Mauricio Carrera
Conocí a Maris en Estados Unidos. Yo era estudiante en la Universidad de Washington y él decía serlo, al igual que judío, diabético, español e hijo de diplomáticos. Se aparecía en casa –un edificio de ladrillo rojo y ventanas blancas en Capitol Hill- con un regalo diferente. Un día, una vajilla; otro, un suéter para mí; otro, un juego de cubiertos; otro, nos invitaba a comer a un buen restaurante…
A mi esposa y a mí nos abrumaba su generosidad. A él, le parecía algo sin importancia. Tenía dinero, y el dinero era para eso, para gastarlo.
Resultó un artista del fraude. Todo en su vida era una mentira.

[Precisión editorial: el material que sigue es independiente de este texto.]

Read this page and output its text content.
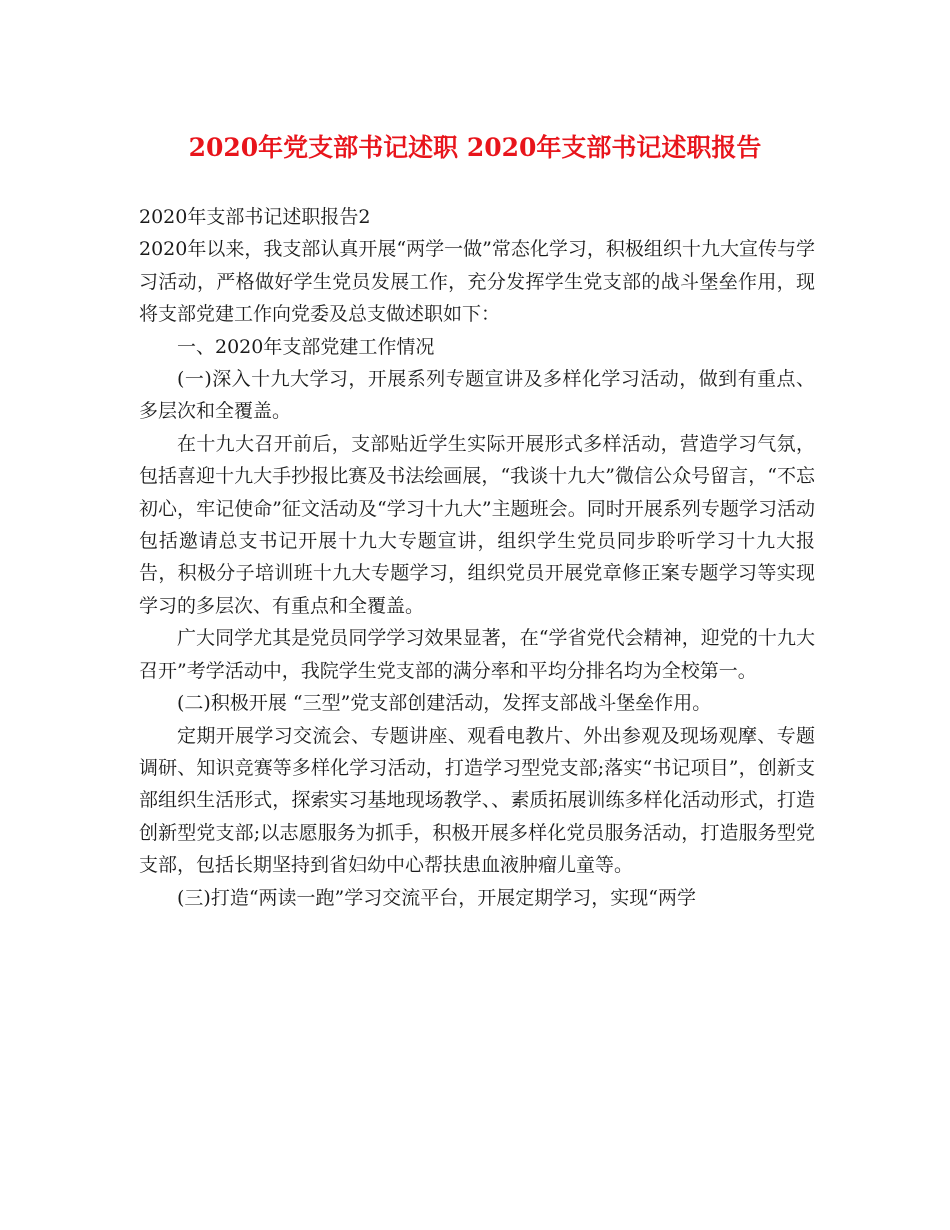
2020年党支部书记述职 2020年支部书记述职报告

2020年支部书记述职报告2

2020年以来，我支部认真开展“两学一做”常态化学习，积极组织十九大宣传与学习活动，严格做好学生党员发展工作，充分发挥学生党支部的战斗堡垒作用，现将支部党建工作向党委及总支做述职如下：

一、2020年支部党建工作情况

(一)深入十九大学习，开展系列专题宣讲及多样化学习活动，做到有重点、多层次和全覆盖。

在十九大召开前后，支部贴近学生实际开展形式多样活动，营造学习气氛，包括喜迎十九大手抄报比赛及书法绘画展，“我谈十九大”微信公众号留言，“不忘初心，牢记使命”征文活动及“学习十九大”主题班会。同时开展系列专题学习活动包括邀请总支书记开展十九大专题宣讲，组织学生党员同步聆听学习十九大报告，积极分子培训班十九大专题学习，组织党员开展党章修正案专题学习等实现学习的多层次、有重点和全覆盖。

广大同学尤其是党员同学学习效果显著，在“学省党代会精神，迎党的十九大召开”考学活动中，我院学生党支部的满分率和平均分排名均为全校第一。

(二)积极开展 “三型”党支部创建活动，发挥支部战斗堡垒作用。

定期开展学习交流会、专题讲座、观看电教片、外出参观及现场观摩、专题调研、知识竞赛等多样化学习活动，打造学习型党支部;落实“书记项目”，创新支部组织生活形式，探索实习基地现场教学、、素质拓展训练多样化活动形式，打造创新型党支部;以志愿服务为抓手，积极开展多样化党员服务活动，打造服务型党支部，包括长期坚持到省妇幼中心帮扶患血液肿瘤儿童等。

(三)打造“两读一跑”学习交流平台，开展定期学习，实现“两学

Fuimos alertados por un agente del FBI, quien le seguía los pasos. Nos explicó su modus operandi. Maris enamoraba a hombres maduros, y una vez que entraba en confianza, vivía con ellos y les robaba sus tarjetas de crédito. Así se daba la gran vida. Viajaba, comía y se divertía a costa de engañar y defraudar a sus amantes.
Así compró nuestros regalos.
Hasta la fecha es un misterio su presencia en nuestras vidas. Fue generoso, no sustrajo nuestras tarjetas de crédito, no desapareció nada de valor en nuestro departamento.
Mi esposa, al separarnos, se quedó con la vajilla y los cubiertos. Yo todavía conservo el suéter.